5 Tips for Talking to Your Partner About Birth Control
The conversation about birth control is among the most important that you can have with your partner. While it’s not always an easy discussion, it’s one that you must have. Once you do, you will likely be more comfortable in your relationship.
Although vital, you may still feel lost and confused about how to talk with your partner. Here are five tips to guide the conversation about birth control and make it smooth.
Your partner might not know much about birth control, or they may have some knowledge that will surprise you. If they’re entirely in the dark, that’s OK. That’s where you come in — to help them, educate them, and talk about how it affects the two of you.
Regardless of whether or not you’re already using birth control, you should have an open conversation about the various types. This will help both you and your partner decide which option is best. Your partner should also understand how each method of contraception works.
For example, the pill needs to be taken at the same time every day to be effective. Knowing that the IUD is close to 100% effective is also helpful. And did you learn various types of birth control can cause hormonal side effects? You should discuss these things that your partner may not know. After talking, you may decide to see a doctor or be comfortable exploring online birth control options.
The conversation about birth control is severe and should be treated as such. Attempting to bring it up casually in the Bedroom probably won’t go over well. You will likely be distracted by other things happening in the heat of the moment. This could lead to miscommunication, arguing, or skipping the conversation entirely.
Instead, set aside a time to sit down and discuss without interruptions. You might also talk about other things besides just your preferred method(s) of contraception. Talk about preferences, dislikes, and things that make you feel most comfortable. Ultimately, sex is more enjoyable when both people feel relaxed and connected. Having this conversation may help you get there.
And don’t be afraid to bring up barrier forms of contraception like condoms. Hormonal birth control is great for preventing pregnancy, but it doesn’t protect against sexually transmitted infections (STIs). So, it’s not an unreasonable request if you’re dating someone, especially if they’re a relatively new partner.
As previously stated, even if you’re already on birth control, you still need to converse with your partner. Verbalizing things could be beneficial for both of you. Your partner may have a lot to learn, but chances are you’ll learn a thing or two yourself. Talking about it might even help you realize that a different method of birth control could be better for you.
In addition, don’t forget that part about STIs we discussed earlier. It’s not crazy to say, “I’m on the pill, but I’d feel better if you wore a condom and got tested.” Remember, sex is much more enjoyable for both people when there is a certain level of comfort. Using additional forms of contraception will ensure you’re both protected.
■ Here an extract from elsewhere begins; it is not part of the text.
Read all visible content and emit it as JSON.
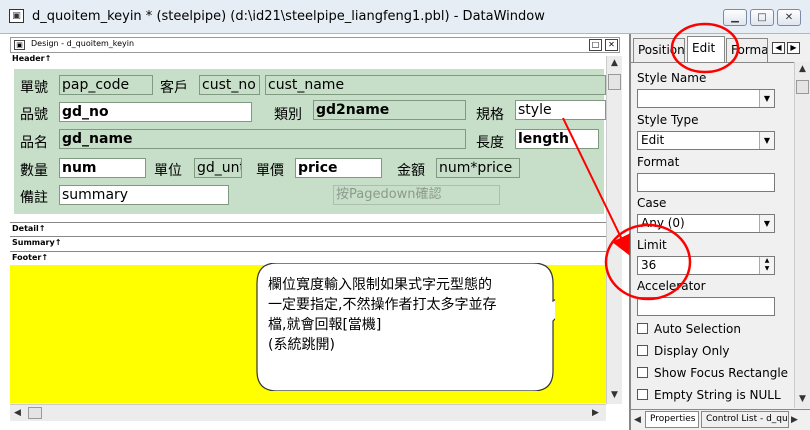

Whether discussing birth control or STIs, you must decide what you’re comfortable with and communicate that to your partner. The STI talk can seem like an entirely different ball game, and sometimes, it’s a difficult conversation to navigate. But you and your partner should educate yourselves on preventing STIs.
During the birth control conversation, it’s likely that you’ll also discuss a few “what ifs.” That is, “What if a condom breaks?” or “What if I do, on the off chance, get pregnant?” Sometimes, you can take all the preventative measures and still come short.
How would you and your partner respond if your chosen birth control method(s) were to fail? This can be a tough and challenging conversation, but those are often the most important. You want to know that the person you’re with supports you, especially in difficult situations.
Mentioning the “what ifs” is also an effective way to encourage your partner to take birth control more seriously. Contraception is something you both should care about. Sometimes, it just takes talking for your partner to realize the big deal. (Frustrating, yes — but also true.)
Sticking to your guns is vital when having a birth control conversation. An open dialogue is essential; you should hear what your partner says. But at the end of the day, you decide what birth control option is best for you. Hopefully, your partner will be in your corner supporting you.
If the birth control talk results in a fight, that’s probably a poor reflection on the person you’re with. However, in these situations, it’s important to remember your values and stay true to who you are. If it’s meant to be, the conversation will work itself out. But it may be time to reconsider the relationship if they can’t meet you where you are. Just remember, don’t cave!
A partner who cares about you will also care about the critical conversations. If being on birth control is essential at this time in your life, you shouldn’t hesitate to talk about it. Use these tips to help guide the discussion. When you’re prepared, the conversation is sure to flow more naturally.